If you heard me say the above sentence in the unmistakable voice of Garrison Keillor, then you are a fan of the Writers Almanac. It happens to come on to my local NPR station at 8:37am each morning, which means I often hear it on my way to work.
In just a few minutes time, Keillor manages to tell what I see as “call stories”-- examples of novelists, poets, and other people who are doing or have done what they do out of a sense of passion and deep values. The example above of Thoreau is typical. The words come to me as I drive down the highway in my Volkswagen, heading to work where I will type on a computer while sitting in air conditioned comfort. It is not exactly Walden. Still, I find the Writer’s Almanac actually helps me to live, as Thoreau said, more “deliberately.” When I am told the life stories of others, hearing of their perseverance and conviction, it helps me to live with perseverance and conviction as well.

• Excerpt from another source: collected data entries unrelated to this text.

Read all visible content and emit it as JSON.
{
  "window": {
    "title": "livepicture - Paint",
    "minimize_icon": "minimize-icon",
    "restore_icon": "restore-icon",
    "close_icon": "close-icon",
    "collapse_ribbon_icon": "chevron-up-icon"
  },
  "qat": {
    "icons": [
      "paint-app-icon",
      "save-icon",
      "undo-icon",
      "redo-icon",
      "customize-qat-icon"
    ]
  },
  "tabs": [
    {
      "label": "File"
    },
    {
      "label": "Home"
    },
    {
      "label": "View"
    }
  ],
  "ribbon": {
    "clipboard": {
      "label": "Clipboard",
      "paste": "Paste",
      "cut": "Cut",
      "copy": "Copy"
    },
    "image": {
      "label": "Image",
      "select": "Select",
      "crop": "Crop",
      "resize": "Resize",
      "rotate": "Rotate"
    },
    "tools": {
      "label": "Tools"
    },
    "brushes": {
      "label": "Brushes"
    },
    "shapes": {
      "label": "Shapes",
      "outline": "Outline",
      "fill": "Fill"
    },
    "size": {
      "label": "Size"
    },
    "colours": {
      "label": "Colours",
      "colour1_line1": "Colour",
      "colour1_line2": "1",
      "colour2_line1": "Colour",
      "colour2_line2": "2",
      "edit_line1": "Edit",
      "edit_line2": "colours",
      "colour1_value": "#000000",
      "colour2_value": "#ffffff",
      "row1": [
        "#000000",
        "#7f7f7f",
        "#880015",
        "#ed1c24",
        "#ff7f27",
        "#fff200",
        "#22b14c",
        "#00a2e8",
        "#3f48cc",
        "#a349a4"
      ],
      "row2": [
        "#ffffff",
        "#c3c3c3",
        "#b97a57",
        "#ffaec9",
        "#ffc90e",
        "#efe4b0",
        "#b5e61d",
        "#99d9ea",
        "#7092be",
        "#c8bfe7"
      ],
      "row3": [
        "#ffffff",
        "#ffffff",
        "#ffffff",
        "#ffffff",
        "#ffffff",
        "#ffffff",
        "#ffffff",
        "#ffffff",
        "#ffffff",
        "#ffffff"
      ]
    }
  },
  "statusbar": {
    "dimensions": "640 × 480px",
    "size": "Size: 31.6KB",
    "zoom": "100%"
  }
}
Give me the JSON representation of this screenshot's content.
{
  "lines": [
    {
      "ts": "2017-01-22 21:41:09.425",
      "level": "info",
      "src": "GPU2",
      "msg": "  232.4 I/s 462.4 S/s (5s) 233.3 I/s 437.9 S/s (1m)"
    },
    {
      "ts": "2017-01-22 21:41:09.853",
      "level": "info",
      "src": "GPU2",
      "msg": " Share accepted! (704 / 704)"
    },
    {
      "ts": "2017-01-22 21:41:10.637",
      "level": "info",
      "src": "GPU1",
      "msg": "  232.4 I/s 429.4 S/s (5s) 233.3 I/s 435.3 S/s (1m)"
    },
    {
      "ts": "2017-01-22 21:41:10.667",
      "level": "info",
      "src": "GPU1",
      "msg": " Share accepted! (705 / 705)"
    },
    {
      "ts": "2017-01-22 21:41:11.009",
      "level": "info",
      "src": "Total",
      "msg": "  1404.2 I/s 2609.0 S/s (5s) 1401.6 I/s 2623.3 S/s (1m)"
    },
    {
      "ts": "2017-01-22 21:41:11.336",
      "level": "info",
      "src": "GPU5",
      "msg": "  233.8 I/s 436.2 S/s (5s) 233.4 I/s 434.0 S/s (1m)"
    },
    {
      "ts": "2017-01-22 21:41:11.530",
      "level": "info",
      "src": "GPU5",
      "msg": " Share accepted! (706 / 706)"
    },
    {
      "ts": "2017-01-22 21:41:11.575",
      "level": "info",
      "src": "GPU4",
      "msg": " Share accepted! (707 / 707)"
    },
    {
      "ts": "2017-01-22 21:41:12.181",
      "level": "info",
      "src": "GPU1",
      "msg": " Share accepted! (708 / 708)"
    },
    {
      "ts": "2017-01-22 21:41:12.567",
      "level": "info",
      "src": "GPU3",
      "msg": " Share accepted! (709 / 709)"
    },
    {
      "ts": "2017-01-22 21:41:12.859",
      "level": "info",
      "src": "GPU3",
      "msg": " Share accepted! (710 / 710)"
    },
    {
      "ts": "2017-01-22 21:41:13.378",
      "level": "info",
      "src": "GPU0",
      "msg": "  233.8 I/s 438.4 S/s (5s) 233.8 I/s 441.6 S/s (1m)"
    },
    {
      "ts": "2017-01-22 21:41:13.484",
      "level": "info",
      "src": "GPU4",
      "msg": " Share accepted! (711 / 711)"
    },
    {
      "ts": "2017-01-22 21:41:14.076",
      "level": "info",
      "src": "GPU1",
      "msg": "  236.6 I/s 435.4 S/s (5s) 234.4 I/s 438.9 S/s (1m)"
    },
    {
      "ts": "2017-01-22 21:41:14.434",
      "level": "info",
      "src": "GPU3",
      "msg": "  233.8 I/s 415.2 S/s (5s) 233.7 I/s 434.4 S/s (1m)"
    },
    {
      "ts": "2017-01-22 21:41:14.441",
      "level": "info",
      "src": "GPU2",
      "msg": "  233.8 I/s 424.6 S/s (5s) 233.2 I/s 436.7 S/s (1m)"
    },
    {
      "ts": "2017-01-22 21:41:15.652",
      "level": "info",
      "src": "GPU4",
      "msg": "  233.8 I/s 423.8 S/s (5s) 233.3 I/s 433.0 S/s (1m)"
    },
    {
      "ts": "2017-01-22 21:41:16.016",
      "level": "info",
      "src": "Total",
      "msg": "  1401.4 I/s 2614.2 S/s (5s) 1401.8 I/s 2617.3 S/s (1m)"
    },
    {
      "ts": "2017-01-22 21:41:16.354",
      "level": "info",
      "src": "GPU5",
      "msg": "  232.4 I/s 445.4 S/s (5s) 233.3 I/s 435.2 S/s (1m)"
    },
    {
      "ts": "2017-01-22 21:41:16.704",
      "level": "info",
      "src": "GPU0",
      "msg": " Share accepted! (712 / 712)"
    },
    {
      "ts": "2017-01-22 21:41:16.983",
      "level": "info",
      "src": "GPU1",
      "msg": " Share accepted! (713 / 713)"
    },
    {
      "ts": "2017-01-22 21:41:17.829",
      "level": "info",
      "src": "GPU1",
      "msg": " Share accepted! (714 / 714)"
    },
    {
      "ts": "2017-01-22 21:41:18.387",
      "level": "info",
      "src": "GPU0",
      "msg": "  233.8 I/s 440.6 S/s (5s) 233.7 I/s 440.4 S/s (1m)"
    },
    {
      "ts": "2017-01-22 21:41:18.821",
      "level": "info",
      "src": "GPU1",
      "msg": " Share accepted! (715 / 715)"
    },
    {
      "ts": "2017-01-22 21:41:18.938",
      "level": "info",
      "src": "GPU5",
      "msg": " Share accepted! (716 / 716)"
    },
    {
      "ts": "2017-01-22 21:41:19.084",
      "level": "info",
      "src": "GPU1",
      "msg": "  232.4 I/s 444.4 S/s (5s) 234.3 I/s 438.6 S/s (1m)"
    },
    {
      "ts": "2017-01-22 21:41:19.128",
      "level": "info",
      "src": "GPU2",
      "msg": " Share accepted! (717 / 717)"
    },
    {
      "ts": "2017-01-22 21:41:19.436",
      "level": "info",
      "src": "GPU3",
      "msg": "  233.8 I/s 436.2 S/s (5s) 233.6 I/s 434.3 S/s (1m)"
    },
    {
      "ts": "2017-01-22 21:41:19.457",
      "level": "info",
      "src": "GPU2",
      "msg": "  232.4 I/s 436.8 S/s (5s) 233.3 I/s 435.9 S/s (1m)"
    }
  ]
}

Almost every day there is some example of what it means to live your call from of Writer’s Almanac. Here are a few examples from the past few days of the show:
*The call to create something good out of a painful situation: “After a young pig he was raising got sick and he failed to save its life, he (E.B. White) wrote one of his most famous essays, "Death of a Pig." Then he wrote a children's novel in which the pig doesn't have to die: Charlotte's Web (1952). It's the story of a runt pig named Wilbur who is saved the first time by a little girl and the second time by a wise spider. It is one of the best-selling children's books of all time.”
*The call to persevere: “Mystery Novelist Donald Westlake got 204 rejection slips before his first book was published.”
*The call to both activism and enjoyment: "My conviction simply is that power must always be defeated, that the struggle must always continue to defeat power. I don't go looking for fights. I'm really a very lazy person. I enjoy my peace and quiet. There's nothing I love better than just to sit quietly somewhere, you know, have a glass of wine, read a book, listen to music." (Nigerian playwright Wole Soyinka)
*The call to improve things through satire: "Satire is the bringing to ridicule of vice, folly and humbug. All the negatives imply a set of positives. Certainly in this country, you only go round saying, 'That's wrong, that's corrupt' if you have some feeling that it should be better than that. People say, 'You satirists attack everything.' Well, we don't, actually. That's the whole point." (Ian Hislop, editor of The Private Eye)
And finally back to E.B. White for my favorite “call” line of the past few days:
"I arise in the morning torn between a desire to improve the world and a desire to enjoy the world. This makes it hard to plan the day."